Day: December 11, 2017

Training & Nutrition Video of the Week

Video of the Week: Sac State Stretching Clinic

If you know you should be stretching after practice but your team doesn’t have a dedicated stretching routine or you’re just not sure what to do, check out this video. It’s 20 minutes long which is about how long you should be spending stretching and/or rolling out after a workout anyways.

For me, the parts of my body that feel the most sore when I come off the water (particularly after a race) are the front of my hips (from leaning over and contracting those muscles), quads, low/mid back, and shoulders. I really like the twists with the bar at the beginning, though instead of twist going back and forth I kinda roll my body instead. I start in the same standing position, arms draped over the bar or whatever I’m using, and rotate my upper body around my hips – sorta like you’re hoola-hooping in slow motion. From there I gradually start leaning my upper body forward until I’m fully bent over and am just loosely hanging there before going in reverse and working my way back up.
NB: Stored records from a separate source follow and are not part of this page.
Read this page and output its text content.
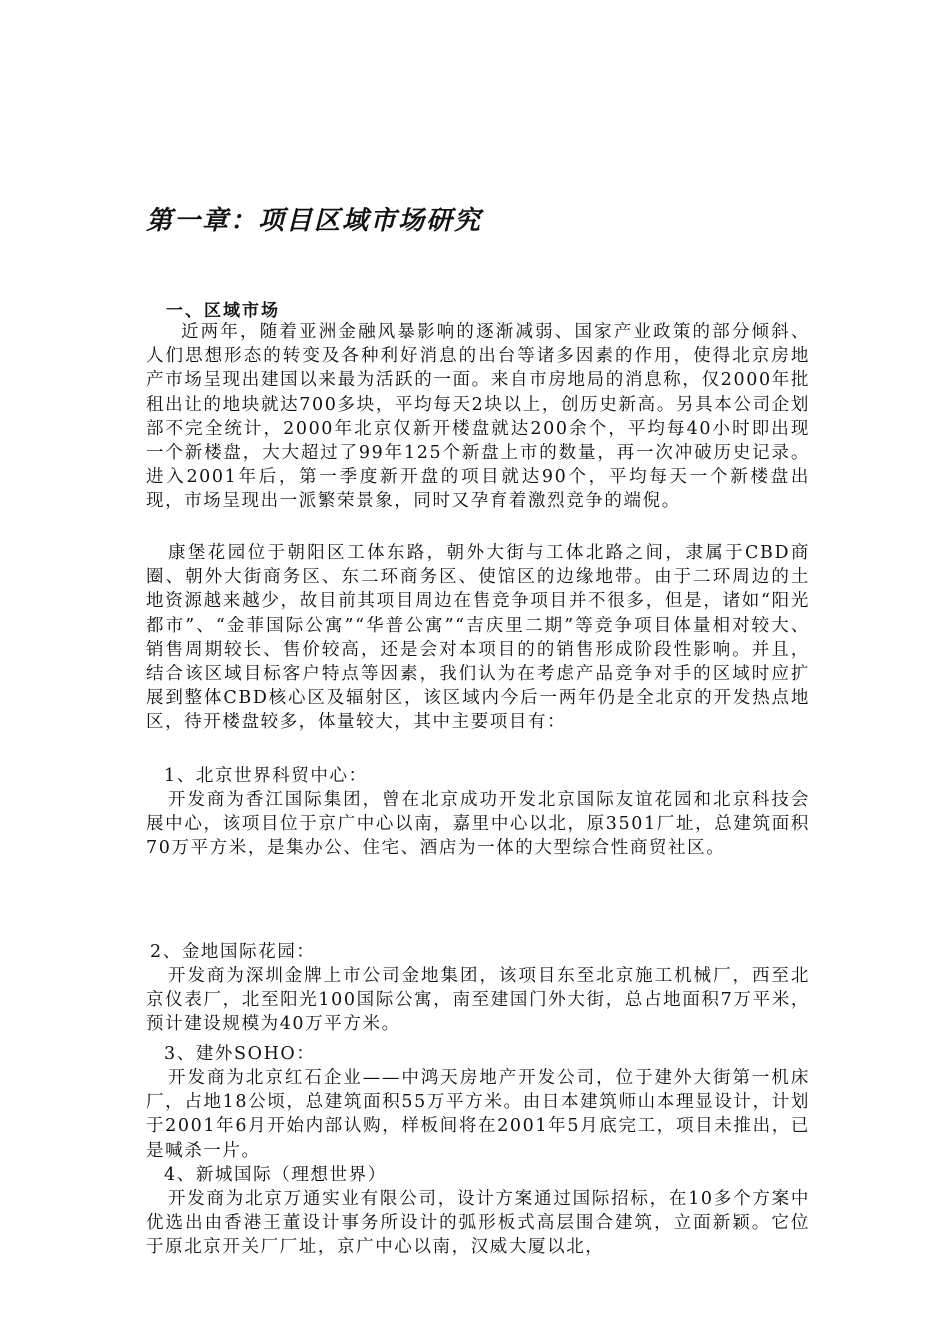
第一章：项目区域市场研究
一、区域市场

近两年，随着亚洲金融风暴影响的逐渐减弱、国家产业政策的部分倾斜、人们思想形态的转变及各种利好消息的出台等诸多因素的作用，使得北京房地产市场呈现出建国以来最为活跃的一面。来自市房地局的消息称，仅2000年批租出让的地块就达700多块，平均每天2块以上，创历史新高。另具本公司企划部不完全统计，2000年北京仅新开楼盘就达200余个，平均每40小时即出现一个新楼盘，大大超过了99年125个新盘上市的数量，再一次冲破历史记录。进入2001年后，第一季度新开盘的项目就达90个，平均每天一个新楼盘出现，市场呈现出一派繁荣景象，同时又孕育着激烈竞争的端倪。

康堡花园位于朝阳区工体东路，朝外大街与工体北路之间，隶属于CBD商圈、朝外大街商务区、东二环商务区、使馆区的边缘地带。由于二环周边的土地资源越来越少，故目前其项目周边在售竞争项目并不很多，但是，诸如“阳光都市”、“金菲国际公寓”“华普公寓”“吉庆里二期”等竞争项目体量相对较大、销售周期较长、售价较高，还是会对本项目的的销售形成阶段性影响。并且，结合该区域目标客户特点等因素，我们认为在考虑产品竞争对手的区域时应扩展到整体CBD核心区及辐射区，该区域内今后一两年仍是全北京的开发热点地区，待开楼盘较多，体量较大，其中主要项目有：

1、北京世界科贸中心：

开发商为香江国际集团，曾在北京成功开发北京国际友谊花园和北京科技会展中心，该项目位于京广中心以南，嘉里中心以北，原3501厂址，总建筑面积70万平方米，是集办公、住宅、酒店为一体的大型综合性商贸社区。

2、金地国际花园：

开发商为深圳金牌上市公司金地集团，该项目东至北京施工机械厂，西至北京仪表厂，北至阳光100国际公寓，南至建国门外大街，总占地面积7万平米，预计建设规模为40万平方米。

3、建外SOHO：

开发商为北京红石企业——中鸿天房地产开发公司，位于建外大街第一机床厂，占地18公顷，总建筑面积55万平方米。由日本建筑师山本理显设计，计划于2001年6月开始内部认购，样板间将在2001年5月底完工，项目未推出，已是喊杀一片。

4、新城国际（理想世界）

开发商为北京万通实业有限公司，设计方案通过国际招标，在10多个方案中优选出由香港王董设计事务所设计的弧形板式高层围合建筑，立面新颖。它位于原北京开关厂厂址，京广中心以南，汉威大厦以北，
After that I go into a long side stretch, keeping my arms draped over the bar and just leaning as far over to each side as I can.

Scorpions (at 6:35) are one of the stretches I like to do for the front of my hips. Rather than go back and forth I like to hold it for 30ish seconds before switching, sometimes a little longer depending on how sore I am. This part of my body always hurts the most when it’s cold out (to the point where it actually¬†hurts to stand back up) so this is usually one of the first stretches I do once I get out of the boat or off the launch.
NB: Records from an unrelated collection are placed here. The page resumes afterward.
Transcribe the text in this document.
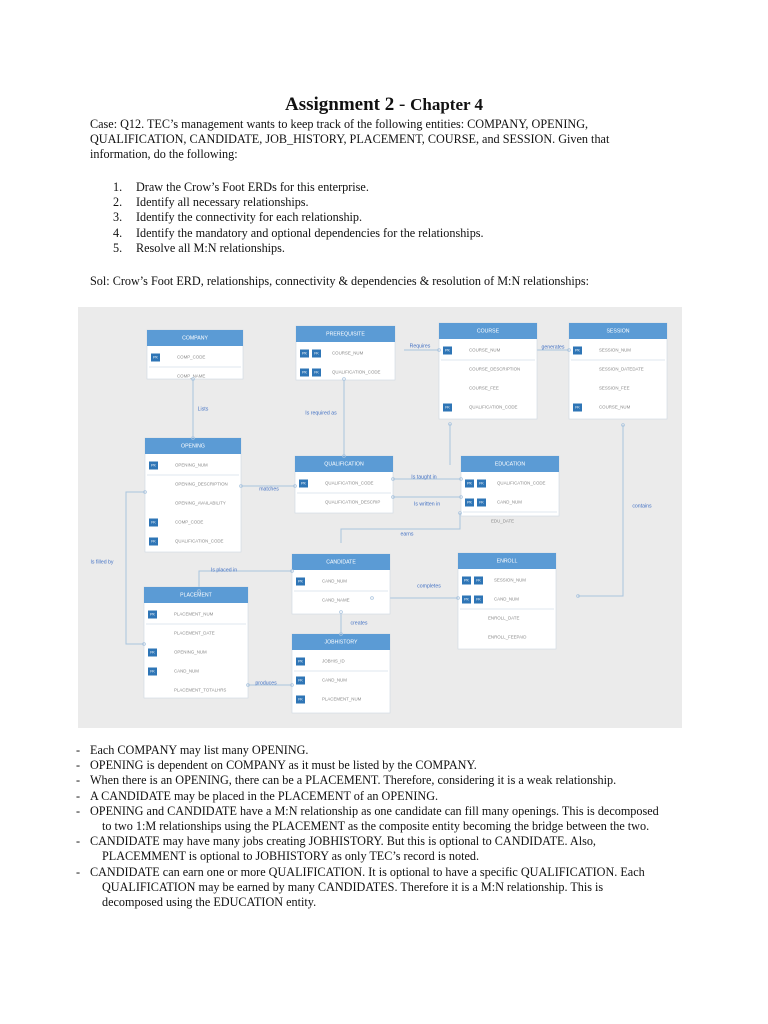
Assignment 2 - Chapter 4

Case: Q12. TEC’s management wants to keep track of the following entities: COMPANY, OPENING,

QUALIFICATION, CANDIDATE, JOB_HISTORY, PLACEMENT, COURSE, and SESSION. Given that

information, do the following:

1.	Draw the Crow’s Foot ERDs for this enterprise.
2.	Identify all necessary relationships.
3.	Identify the connectivity for each relationship.
4.	Identify the mandatory and optional dependencies for the relationships.
5.	Resolve all M:N relationships.
Sol: Crow’s Foot ERD, relationships, connectivity & dependencies & resolution of M:N relationships:
Requires	generates
Lists
Is required as
matches
Is taught in
Is written in	contains
earns
Is filled by
Is placed in
completes
creates
produces
COMPANY
PK	COMP_CODE
COMP_NAME
PREREQUISITE
PK FK	COURSE_NUM
PK FK	QUALIFICATION_CODE
COURSE
PK	COURSE_NUM
COURSE_DESCRIPTION
COURSE_FEE
FK	QUALIFICATION_CODE
SESSION
PK	SESSION_NUM
SESSION_DATEDATE
SESSION_FEE
FK	COURSE_NUM
OPENING
PK	OPENING_NUM
OPENING_DESCRIPTION
OPENING_AVAILABILITY
FK	COMP_CODE
FK	QUALIFICATION_CODE
QUALIFICATION
PK	QUALIFICATION_CODE
QUALIFICATION_DESCRIP
EDUCATION
PK FK	QUALIFICATION_CODE
PK FK	CAND_NUM
EDU_DATE
CANDIDATE
PK	CAND_NUM
CAND_NAME
ENROLL
PK FK	SESSION_NUM
PK FK	CAND_NUM
ENROLL_DATE
ENROLL_FEEPAID
PLACEMENT
PK	PLACEMENT_NUM
PLACEMENT_DATE
FK	OPENING_NUM
FK	CAND_NUM
PLACEMENT_TOTALHRS
JOBHISTORY
PK	JOBHIS_ID
FK	CAND_NUM
FK	PLACEMENT_NUM
- Each COMPANY may list many OPENING.
- OPENING is dependent on COMPANY as it must be listed by the COMPANY.
- When there is an OPENING, there can be a PLACEMENT. Therefore, considering it is a weak relationship.
- A CANDIDATE may be placed in the PLACEMENT of an OPENING.
- OPENING and CANDIDATE have a M:N relationship as one candidate can fill many openings. This is decomposed
to two 1:M relationships using the PLACEMENT as the composite entity becoming the bridge between the two.
- CANDIDATE may have many jobs creating JOBHISTORY. But this is optional to CANDIDATE. Also,
PLACEMMENT is optional to JOBHISTORY as only TEC’s record is noted.
- CANDIDATE can earn one or more QUALIFICATION. It is optional to have a specific QUALIFICATION. Each
QUALIFICATION may be earned by many CANDIDATES. Therefore it is a M:N relationship. This is
decomposed using the EDUCATION entity.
The last thing I do is a few flows through cobra, child’s pose, and downward dog, similar to what she does between 12:05 and 12:45. I try to hold each one for a couple seconds (3-5ish max) but for the most part I like to keep it moving – not fast though, it’s still a slow, smooth transition between each pose. When I remember (which isn’t all the time) I try to take the opportunity to close my eyes as I go through this and focus on my breathing. It’s a good way to relax (or try to at least), especially if I and/or the boat had a shitty practice.

All in all this takes me maybe 10-15 minutes. I always felt like it was a little less critical for me to stretch right after practice (compared to the rowers) so I’d usually wait until I was home and had taken a hot shower before doing this. I found that I felt less sore doing it this way but I still stretched with whoever stuck around whenever I didn’t have anything else to do.

Any other coxswains have their own stretching routines? What do you do?